L’alignement simple des chiffres surprend toujours. L’Océanie abrite 46 millions d’habitants, dont 13 en Mélanésie, des ressources naturelles considérables et un potentiel de développement énorme. Or, la boussole économique de la Nouvelle-Calédonie paraît quelque peu déconnectée de cet environnement favorable. À la lecture du rapport 2024 de l’Institut d’émission d’outre-mer, la France demeure le premier marché d’approvisionnement du territoire avec 40 % des importations en valeur, suivie de Singapour et tout de même de l’Australie (10 % de part de marché). Le pays-continent fournit la houille, des machines, des équipements et des produits alimentaires. Pour 26 milliards de francs, contre 102 milliards de marchandises françaises. La production de nickel chamboule l’équation des exportations, avec la Chine comme principal client de l’archipel, puis la Corée du Sud, le Japon, Taiwan, la France ou encore l’Espagne et les États-Unis. Les échanges commerciaux de la Nouvelle-Calédonie ne reflètent pas une réelle intégration économique dans son bassin de vie régional.
NOMBREUX AVANTAGES
Les visites dans les pays voisins se multiplient pour parler « business ». Les conférences et colloques s’enchaînent à Nouméa, l’événement intitulé « Concurrence et intégration économique régionale – Enjeux et défis pour les petites économies insulaires » s’est tenu du 27 au 29 août avec des experts internationaux. Mais pourquoi ? Parce que le commerce international « de proximité » est une nécessité, tout particulièrement pour la Nouvelle-Calédonie en phase de reconstruction à la fois matérielle et économique. Car de multiples avantages sont listés : facilité de coopération, coût de transport moindre, bénéfices écologiques, pression sur les prix, sans parler de la dimension géopolitique positive.

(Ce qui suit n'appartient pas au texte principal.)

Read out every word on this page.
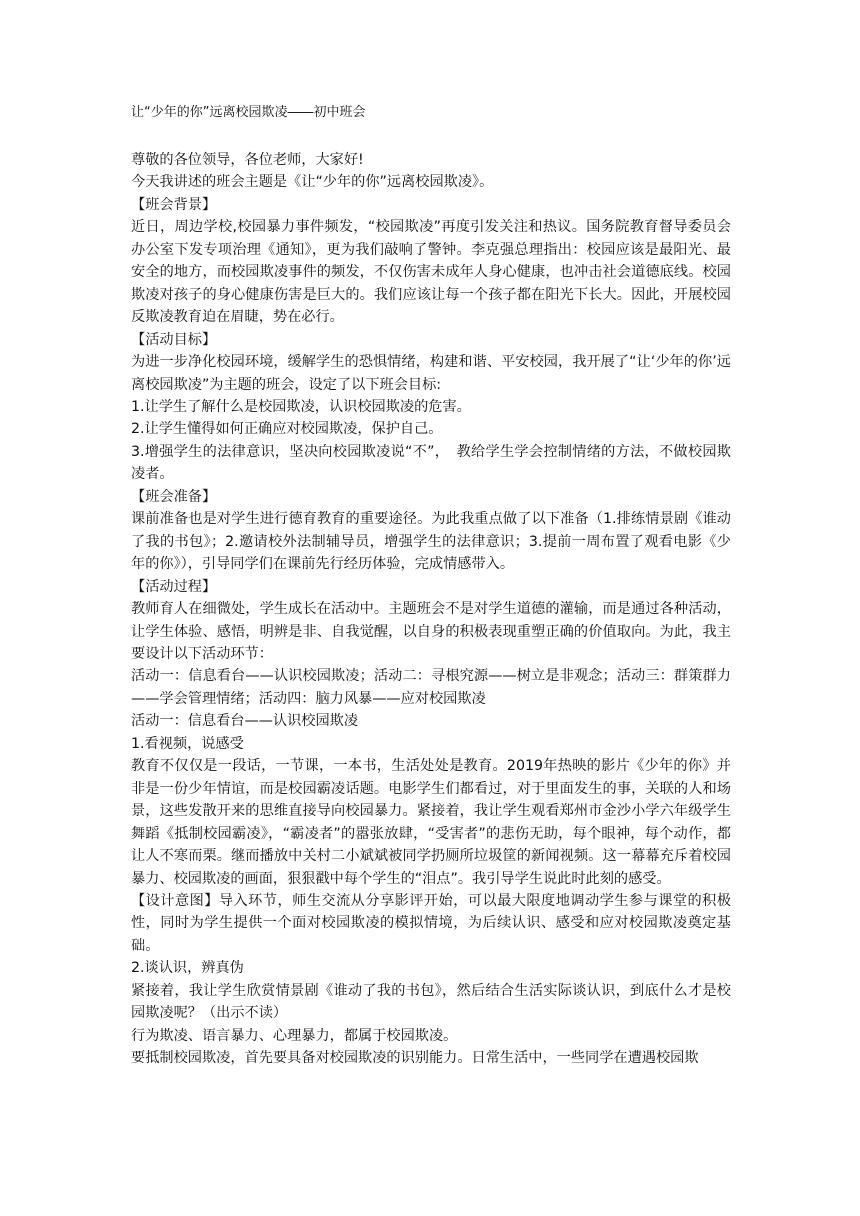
让“少年的你”远离校园欺凌――初中班会

尊敬的各位领导，各位老师，大家好!

今天我讲述的班会主题是《让“少年的你”远离校园欺凌》。

【班会背景】

近日，周边学校,校园暴力事件频发，“校园欺凌”再度引发关注和热议。国务院教育督导委员会办公室下发专项治理《通知》，更为我们敲响了警钟。李克强总理指出：校园应该是最阳光、最安全的地方，而校园欺凌事件的频发，不仅伤害未成年人身心健康，也冲击社会道德底线。校园欺凌对孩子的身心健康伤害是巨大的。我们应该让每一个孩子都在阳光下长大。因此，开展校园反欺凌教育迫在眉睫，势在必行。

【活动目标】

为进一步净化校园环境，缓解学生的恐惧情绪，构建和谐、平安校园，我开展了“让‘少年的你’远离校园欺凌”为主题的班会，设定了以下班会目标:

1.让学生了解什么是校园欺凌，认识校园欺凌的危害。

2.让学生懂得如何正确应对校园欺凌，保护自己。

3.增强学生的法律意识，坚决向校园欺凌说“不”，　教给学生学会控制情绪的方法，不做校园欺凌者。

【班会准备】

课前准备也是对学生进行德育教育的重要途径。为此我重点做了以下准备（1.排练情景剧《谁动了我的书包》；2.邀请校外法制辅导员，增强学生的法律意识；3.提前一周布置了观看电影《少年的你》），引导同学们在课前先行经历体验，完成情感带入。

【活动过程】

教师育人在细微处，学生成长在活动中。主题班会不是对学生道德的灌输，而是通过各种活动，让学生体验、感悟，明辨是非、自我觉醒，以自身的积极表现重塑正确的价值取向。为此，我主要设计以下活动环节：

活动一：信息看台——认识校园欺凌；活动二：寻根究源——树立是非观念；活动三：群策群力——学会管理情绪；活动四：脑力风暴——应对校园欺凌

活动一：信息看台——认识校园欺凌

1.看视频，说感受

教育不仅仅是一段话，一节课，一本书，生活处处是教育。2019年热映的影片《少年的你》并非是一份少年情谊，而是校园霸凌话题。电影学生们都看过，对于里面发生的事，关联的人和场景，这些发散开来的思维直接导向校园暴力。紧接着，我让学生观看郑州市金沙小学六年级学生舞蹈《抵制校园霸凌》，“霸凌者”的嚣张放肆，“受害者”的悲伤无助，每个眼神，每个动作，都让人不寒而栗。继而播放中关村二小斌斌被同学扔厕所垃圾筐的新闻视频。这一幕幕充斥着校园暴力、校园欺凌的画面，狠狠戳中每个学生的“泪点”。我引导学生说此时此刻的感受。

【设计意图】导入环节，师生交流从分享影评开始，可以最大限度地调动学生参与课堂的积极性，同时为学生提供一个面对校园欺凌的模拟情境，为后续认识、感受和应对校园欺凌奠定基础。

2.谈认识，辨真伪

紧接着，我让学生欣赏情景剧《谁动了我的书包》，然后结合生活实际谈认识，到底什么才是校园欺凌呢？（出示不读）

行为欺凌、语言暴力、心理暴力，都属于校园欺凌。

要抵制校园欺凌，首先要具备对校园欺凌的识别能力。日常生活中，一些同学在遭遇校园欺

Toutefois, cette volonté d’intégration économique régionale rencontre des freins, plus ou moins puissants. De la problématique des normes des produits et de la difficulté d’élaboration d’accords bilatéraux à l’impact des influences étrangères, à commencer par la Chine. Le premier niveau relève bien de l’impulsion politique. Cet esprit d’ouverture sur l’horizon Océanie, les dirigeants calédoniens en ont manqué par le passé. D’où une accélération, depuis plusieurs années, dans la tentative de construction de liens avec les pays limitrophes et pas seulement l’Australie et la Nouvelle- Zélande.
La stratégie indopacifique, présentée par le président de la République, Emmanuel Macron, à Nouméa en 2018 et 2023, peut être un tremplin. Des échanges existent avec le Vanuatu, les îles Fidji… Il ne faut pas le nier. Néanmoins, beaucoup reste à faire.